The intelligence alliance “Five Eyes” have announced they want technology firms to provide law enforcement officials with access to encrypted material. This includes data encrypted using a VPN. Therefore, the alliance gave a warning that people are at risk by failing to meet their request.
The Five Eyes alliance is a group comprised of members from different countries. Countries include the US, UK, Australia, Canada and New Zealand. Senior ministers met in London for a two-day summit.
The group has had an agreement in place for decades. Five Eyes share intelligence along with techniques for gathering intelligence. However, the belief of the committee is that encryption comes at the expense of the safety of the public.
In the mean time the Five Eyes intelligence alliance believes that some companies are designing systems precluding access to content in any form. Consequently this includes instances in serious crimes.
The Five Eyes want “a backdoor”
Talking after the conference the alliance requested that technology companies ensure governments are able to gain access to data. Consequently, they want data presented in a readable format.

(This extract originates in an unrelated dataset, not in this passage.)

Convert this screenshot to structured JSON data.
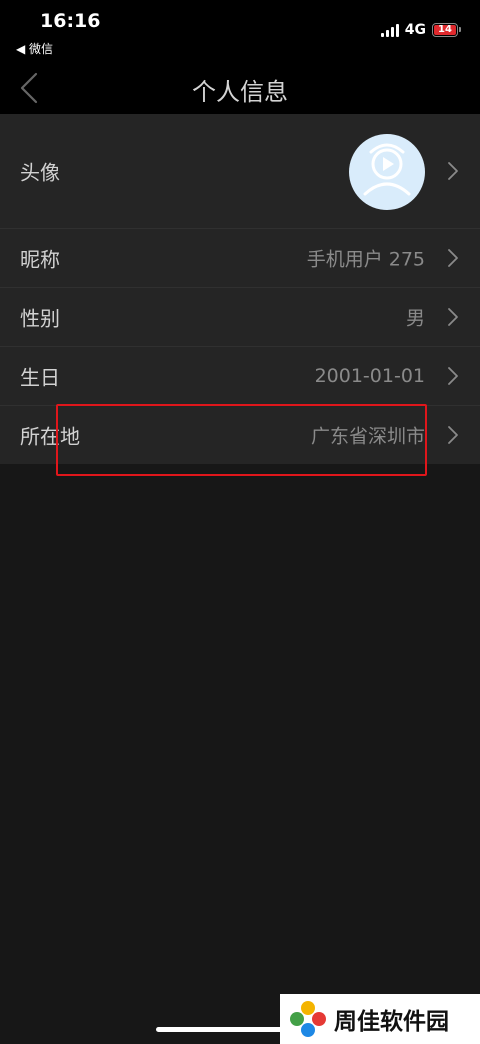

Companies around the world rely on data encryption. This is to ensure confidential data remains away from prying eyes, spies and hackers. However, governments in the west believe that encrypted data complicates investigations. Along with this, the prosecution of anyone believed to be involved in terrorism or child sex abuse.
Therefore, the Five Eyes alliance now wants technology companies to install “backdoors” into systems. However, technology companies replied that by doing so it would weaken the security the system offers.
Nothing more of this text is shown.